The adjudicative officer shall issue an initial decision on the application as promptly as possible after the filing of the last document or conclusion of the hearing. The decision must include written findings and conclusions on the applicant's eligibility and status as a prevailing party, including a finding on the net worth of the applicant. Where the adjudicative officer has determined under § 13.11(b) that the applicant's net worth information is exempted from disclosure under the Freedom of Information Act, the finding on net worth shall be kept confidential. The decision shall also include, if at issue, findings on whether the agency's position was substantially justified, whether the applicant unduly protracted the proceedings, an explanation of any difference between the amount requested and the amount awarded, and whether any special circumstances make the award unjust.
(a) The head of the agency or office, or his or her designee, shall review any award granted under this part whether or not the parties request such review, and issue a final decision. No award shall be made under this subpart without approval of the head of the agency or office or his or her designee.

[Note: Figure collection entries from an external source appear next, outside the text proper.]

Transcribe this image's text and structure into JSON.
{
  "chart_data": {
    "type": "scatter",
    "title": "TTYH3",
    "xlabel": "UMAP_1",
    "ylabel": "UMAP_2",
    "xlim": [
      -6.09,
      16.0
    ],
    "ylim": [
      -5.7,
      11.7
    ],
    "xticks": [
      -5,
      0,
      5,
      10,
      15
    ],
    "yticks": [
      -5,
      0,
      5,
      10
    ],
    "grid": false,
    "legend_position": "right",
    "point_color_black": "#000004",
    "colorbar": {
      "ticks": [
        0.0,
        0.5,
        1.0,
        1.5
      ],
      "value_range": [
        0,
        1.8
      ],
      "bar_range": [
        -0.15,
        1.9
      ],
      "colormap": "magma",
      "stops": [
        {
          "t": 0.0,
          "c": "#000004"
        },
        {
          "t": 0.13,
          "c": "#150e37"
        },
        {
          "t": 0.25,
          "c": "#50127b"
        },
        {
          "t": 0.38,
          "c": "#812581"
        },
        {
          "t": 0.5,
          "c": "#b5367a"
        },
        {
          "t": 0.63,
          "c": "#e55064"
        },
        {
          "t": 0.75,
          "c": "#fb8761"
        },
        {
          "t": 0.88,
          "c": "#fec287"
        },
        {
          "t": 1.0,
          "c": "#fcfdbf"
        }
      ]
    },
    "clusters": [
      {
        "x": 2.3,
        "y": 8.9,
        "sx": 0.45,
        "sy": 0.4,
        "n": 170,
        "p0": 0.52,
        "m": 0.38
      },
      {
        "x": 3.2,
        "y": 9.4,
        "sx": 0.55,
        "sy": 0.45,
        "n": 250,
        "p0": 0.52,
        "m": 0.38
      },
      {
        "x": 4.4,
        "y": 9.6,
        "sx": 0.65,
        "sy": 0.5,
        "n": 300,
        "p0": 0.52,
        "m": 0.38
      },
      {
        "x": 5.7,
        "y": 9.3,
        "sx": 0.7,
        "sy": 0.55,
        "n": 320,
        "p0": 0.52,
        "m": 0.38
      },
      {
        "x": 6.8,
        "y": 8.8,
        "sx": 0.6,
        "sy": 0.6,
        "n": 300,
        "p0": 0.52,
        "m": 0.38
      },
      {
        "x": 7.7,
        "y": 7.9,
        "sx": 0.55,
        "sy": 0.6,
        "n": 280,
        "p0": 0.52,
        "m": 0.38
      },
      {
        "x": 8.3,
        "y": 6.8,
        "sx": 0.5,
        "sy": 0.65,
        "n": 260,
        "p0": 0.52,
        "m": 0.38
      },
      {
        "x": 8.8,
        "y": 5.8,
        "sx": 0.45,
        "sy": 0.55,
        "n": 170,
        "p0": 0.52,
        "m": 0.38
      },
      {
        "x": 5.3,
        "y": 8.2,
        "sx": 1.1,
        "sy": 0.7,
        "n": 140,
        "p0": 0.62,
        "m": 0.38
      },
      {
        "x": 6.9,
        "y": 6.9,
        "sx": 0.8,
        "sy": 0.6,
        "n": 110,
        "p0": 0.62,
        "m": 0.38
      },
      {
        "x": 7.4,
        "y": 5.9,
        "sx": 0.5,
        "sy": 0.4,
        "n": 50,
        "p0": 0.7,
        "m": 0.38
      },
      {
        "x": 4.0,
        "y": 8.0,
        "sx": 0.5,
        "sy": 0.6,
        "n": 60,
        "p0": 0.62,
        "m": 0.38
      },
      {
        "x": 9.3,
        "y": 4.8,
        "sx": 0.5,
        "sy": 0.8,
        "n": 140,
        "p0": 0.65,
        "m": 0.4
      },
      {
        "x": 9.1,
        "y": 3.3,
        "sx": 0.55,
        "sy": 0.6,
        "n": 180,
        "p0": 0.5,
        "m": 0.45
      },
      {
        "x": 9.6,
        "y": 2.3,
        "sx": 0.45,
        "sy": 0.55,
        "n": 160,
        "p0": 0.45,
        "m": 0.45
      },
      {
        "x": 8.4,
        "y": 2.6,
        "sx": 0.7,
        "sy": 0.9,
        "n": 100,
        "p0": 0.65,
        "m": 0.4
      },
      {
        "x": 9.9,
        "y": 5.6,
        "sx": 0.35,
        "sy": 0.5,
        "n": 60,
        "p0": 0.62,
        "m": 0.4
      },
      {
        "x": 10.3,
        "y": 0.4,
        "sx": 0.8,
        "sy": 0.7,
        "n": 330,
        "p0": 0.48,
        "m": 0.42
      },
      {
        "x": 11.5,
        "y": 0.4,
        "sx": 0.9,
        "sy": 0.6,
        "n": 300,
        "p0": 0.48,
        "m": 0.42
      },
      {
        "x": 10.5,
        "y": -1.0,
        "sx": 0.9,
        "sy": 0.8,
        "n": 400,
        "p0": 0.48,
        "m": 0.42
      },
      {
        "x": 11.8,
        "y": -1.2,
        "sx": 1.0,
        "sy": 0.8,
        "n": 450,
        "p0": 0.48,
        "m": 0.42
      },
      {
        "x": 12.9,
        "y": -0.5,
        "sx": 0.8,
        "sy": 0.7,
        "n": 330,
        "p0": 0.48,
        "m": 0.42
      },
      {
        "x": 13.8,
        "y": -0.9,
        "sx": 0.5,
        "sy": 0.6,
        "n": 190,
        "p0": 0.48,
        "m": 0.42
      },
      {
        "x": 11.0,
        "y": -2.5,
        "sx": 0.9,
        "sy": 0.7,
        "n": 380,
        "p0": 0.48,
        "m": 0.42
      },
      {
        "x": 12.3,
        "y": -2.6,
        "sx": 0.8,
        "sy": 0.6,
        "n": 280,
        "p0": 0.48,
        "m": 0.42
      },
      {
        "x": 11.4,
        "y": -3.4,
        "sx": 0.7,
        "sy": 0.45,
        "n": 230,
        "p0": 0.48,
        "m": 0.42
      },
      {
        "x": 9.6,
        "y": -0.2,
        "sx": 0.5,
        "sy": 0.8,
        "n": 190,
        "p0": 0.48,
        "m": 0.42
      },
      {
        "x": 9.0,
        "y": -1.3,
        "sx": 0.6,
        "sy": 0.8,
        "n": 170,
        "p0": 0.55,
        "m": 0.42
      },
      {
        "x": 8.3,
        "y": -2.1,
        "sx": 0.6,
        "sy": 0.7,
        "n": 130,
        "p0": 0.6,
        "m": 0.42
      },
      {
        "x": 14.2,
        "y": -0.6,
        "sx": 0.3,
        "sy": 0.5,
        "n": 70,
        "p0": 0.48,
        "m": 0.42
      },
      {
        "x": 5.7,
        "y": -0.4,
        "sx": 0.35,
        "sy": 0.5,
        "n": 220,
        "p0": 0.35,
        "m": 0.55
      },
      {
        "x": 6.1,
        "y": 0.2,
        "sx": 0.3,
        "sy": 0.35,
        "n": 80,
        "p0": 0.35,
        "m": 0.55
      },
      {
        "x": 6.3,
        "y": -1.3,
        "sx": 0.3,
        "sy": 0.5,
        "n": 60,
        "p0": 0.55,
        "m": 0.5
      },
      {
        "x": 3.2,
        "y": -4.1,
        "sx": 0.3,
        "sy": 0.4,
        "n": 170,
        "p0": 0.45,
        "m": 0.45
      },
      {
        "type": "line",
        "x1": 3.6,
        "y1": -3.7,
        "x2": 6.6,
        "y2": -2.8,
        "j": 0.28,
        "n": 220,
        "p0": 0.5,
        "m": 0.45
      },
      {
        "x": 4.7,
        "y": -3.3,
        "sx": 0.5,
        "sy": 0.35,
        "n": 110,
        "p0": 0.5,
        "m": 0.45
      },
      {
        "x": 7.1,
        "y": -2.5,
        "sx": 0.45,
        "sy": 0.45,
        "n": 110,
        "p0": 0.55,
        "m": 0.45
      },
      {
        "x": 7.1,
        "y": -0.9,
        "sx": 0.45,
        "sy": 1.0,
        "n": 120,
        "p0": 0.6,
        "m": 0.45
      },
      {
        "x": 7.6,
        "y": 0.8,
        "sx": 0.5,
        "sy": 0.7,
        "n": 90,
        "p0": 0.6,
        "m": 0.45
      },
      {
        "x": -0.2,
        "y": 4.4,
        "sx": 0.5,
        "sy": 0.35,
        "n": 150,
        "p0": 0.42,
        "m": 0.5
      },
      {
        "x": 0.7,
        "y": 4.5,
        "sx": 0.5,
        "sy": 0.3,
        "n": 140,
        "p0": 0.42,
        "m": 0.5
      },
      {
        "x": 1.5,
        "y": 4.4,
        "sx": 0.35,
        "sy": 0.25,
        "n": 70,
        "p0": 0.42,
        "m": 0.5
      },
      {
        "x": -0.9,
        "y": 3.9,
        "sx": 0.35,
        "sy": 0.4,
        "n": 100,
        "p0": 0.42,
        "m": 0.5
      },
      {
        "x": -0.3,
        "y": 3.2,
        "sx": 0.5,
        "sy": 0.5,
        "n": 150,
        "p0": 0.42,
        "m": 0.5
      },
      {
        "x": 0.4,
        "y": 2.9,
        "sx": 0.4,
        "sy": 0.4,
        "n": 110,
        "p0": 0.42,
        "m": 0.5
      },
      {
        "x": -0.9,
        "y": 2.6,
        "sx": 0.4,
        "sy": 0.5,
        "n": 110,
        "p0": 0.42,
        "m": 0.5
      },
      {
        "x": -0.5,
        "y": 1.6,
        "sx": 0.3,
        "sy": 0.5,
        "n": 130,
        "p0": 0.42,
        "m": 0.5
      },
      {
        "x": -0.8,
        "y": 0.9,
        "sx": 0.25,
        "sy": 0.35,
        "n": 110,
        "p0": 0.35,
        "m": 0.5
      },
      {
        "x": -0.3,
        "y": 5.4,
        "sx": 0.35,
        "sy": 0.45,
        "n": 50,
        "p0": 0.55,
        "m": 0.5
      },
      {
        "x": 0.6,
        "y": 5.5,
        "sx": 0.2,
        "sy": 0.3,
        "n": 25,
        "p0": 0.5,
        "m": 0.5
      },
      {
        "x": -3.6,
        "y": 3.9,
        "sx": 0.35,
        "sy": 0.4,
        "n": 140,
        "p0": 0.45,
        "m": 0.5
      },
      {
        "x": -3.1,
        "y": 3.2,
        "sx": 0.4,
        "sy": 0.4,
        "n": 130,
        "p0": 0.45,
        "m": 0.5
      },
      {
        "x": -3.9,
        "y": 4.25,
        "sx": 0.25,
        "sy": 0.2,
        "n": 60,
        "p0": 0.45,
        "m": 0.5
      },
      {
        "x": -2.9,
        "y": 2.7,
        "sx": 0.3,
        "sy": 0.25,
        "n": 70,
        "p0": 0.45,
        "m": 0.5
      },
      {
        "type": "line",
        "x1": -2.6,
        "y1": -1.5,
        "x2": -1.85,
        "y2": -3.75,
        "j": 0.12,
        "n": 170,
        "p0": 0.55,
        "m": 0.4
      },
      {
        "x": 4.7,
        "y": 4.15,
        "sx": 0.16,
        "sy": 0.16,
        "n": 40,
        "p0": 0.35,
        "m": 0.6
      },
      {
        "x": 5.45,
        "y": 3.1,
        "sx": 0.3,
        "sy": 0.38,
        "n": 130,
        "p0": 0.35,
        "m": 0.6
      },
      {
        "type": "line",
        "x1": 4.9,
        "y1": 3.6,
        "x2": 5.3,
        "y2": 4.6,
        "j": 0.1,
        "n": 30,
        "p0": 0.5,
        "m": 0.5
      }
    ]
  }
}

(b) If either the applicant or the agency's litigating party seeks review of the adjudicative officer's decision on the fee application, it shall file and serve exceptions within 30 days after issuance of the initial decision. The head of the agency or office or his or her designee shall issue a final decision on the application as soon as possible or remand the application to the adjudicative officer for further proceedings.
Judicial review of final agency decisions on awards may be obtained as provided in 5 U.S.C. 504(c)(2).
The notification to an applicant of a final decision that an award will be made shall contain the name and address of the appropriate Departmental finance office that will pay the award. An applicant seeking payment of an award shall submit to that finance officer a copy of the final decision granting the award, accompanied by a statement that the applicant will not seek review of the decision in the United States courts. The Department will pay the amount awarded to the applicant within 60 days, unless judicial review of the award or of the underlying decision of the adversary adjudication has been sought by the applicant or any other party to the proceedings.
Upon the filing of an application pursuant to § 13.11(a), the officer who presided over the taking of evidence in the proceeding which gave rise to the application will, if available, be automatically designated as the adjudicative officer for the handling of the application.